7. Standards for Data Documentation
7.1. Introducing standards for data documentation
Data documentation has several functions. It records where images, text, and other forms of digital data are from, how the data was generated and what form it is in, and describes its location and use, so that users know what information is where and which data it describes. This data is often generated and maintained on an ad hoc basis, since while it is clearly useful information it may not be clear how it will be utilized over the long-term.
It is all too easy to spend many hours of work documenting a panorama only to end up with a mass of data that makes no sense to anyone outside the project. Or, the data may not match up with the system used by the library or archive that will be distributing and preserving the panorama. To avoid this problem, academic and archival communities have developed sets of data documentation standards which are accepted and supported by large segments of these communities. If the commissioner has arranged in advance for the project to be collected and archived by a museum or library, the project staff will probably know to generate or modify documentation according to that institution's accepted standards. If not, it may seem easier to develop internal methods for tasks such as naming files and keeping track of copyright information. Unfortunately, this strategy is likely to backfire in the long run. If the project migrates to an archive five years after it has been created, important information such as the name of the photographer or permissions may have been lost, corrupted, or just never written down. Using widely accepted standards for generating and organzing data means that the data will be in a recognized and supported form.
It is infinitely easier to generate and organize this information correctly when the work is first done rather than patching it together later, so the project commissioner is strongly encouraged to teach everyone working on the project how to document and maintain the project’s data.
7.2. Domain specific data documentation standards
The Arts and Humanities Data Service's AHDS Visual Arts center in the UK distributes a guide on "Creating Digital Resources for the Visual Arts," written around 2000. It has useful advice on data documentation and domain specific data documentation standards. Domain specific documentation refers to standards that are accepted or required by certain groups (e.g., standards that are used by specific fields of study or types of research). This is outside of the parameters of this guide and is best done by the commissioner.

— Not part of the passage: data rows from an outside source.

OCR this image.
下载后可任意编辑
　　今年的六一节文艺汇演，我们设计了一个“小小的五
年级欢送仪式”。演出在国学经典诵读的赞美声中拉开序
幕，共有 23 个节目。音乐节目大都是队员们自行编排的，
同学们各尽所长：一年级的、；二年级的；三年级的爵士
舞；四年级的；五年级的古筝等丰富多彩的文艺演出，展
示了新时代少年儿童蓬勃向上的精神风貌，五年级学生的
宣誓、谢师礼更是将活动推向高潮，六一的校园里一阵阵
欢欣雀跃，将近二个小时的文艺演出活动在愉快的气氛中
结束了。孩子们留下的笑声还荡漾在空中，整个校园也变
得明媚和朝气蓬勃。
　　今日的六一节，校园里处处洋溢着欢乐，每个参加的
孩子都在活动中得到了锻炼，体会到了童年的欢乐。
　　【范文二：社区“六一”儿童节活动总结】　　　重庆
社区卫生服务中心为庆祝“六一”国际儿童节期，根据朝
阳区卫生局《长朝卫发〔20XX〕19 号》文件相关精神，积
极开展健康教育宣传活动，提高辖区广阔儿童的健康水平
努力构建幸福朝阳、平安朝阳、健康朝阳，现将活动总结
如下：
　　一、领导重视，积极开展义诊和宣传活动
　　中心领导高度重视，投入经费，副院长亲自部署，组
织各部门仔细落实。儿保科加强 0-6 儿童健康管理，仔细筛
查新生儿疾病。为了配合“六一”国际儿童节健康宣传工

The AHDS Visual Arts guide suggests looking at three factors when deciding which standards to use: fitness for purpose, reputation, and existing experience. The standards used should be appropriate and relevant to the work and its use, well established and documented, and (ideally) be familiar to the project staff or whoever is handling data documentation.
7.3. Introduction to metadata
Metadata is data that describes data. In the case of photography, it includes the subject of the photo, where and when it was taken, who was the photographer, and what equipment was used. In the case of digital works in a library or archives, metadata is generated and used to control, distribute, and maintain institutional resources. This information is vital to the use and long-term survival of digital panoramas, not only because it allows them to be properly cataloged, but also because it enables the work to be preserved. Properly planned, metadata not only describes the content of the work but also how it was built and how it can be stored and (if necessary) repaired or duplicated. Metadata standards such as METS can also include rights information and contact information for the work's creators.
Depending on the project, you can store metadata in different forms. Text file formats such as HTML and XML can make metadata part of the content. Image files can store metadata in a header file or in a separate file or database. Audio visual file metadata can be stored in a separate file or database.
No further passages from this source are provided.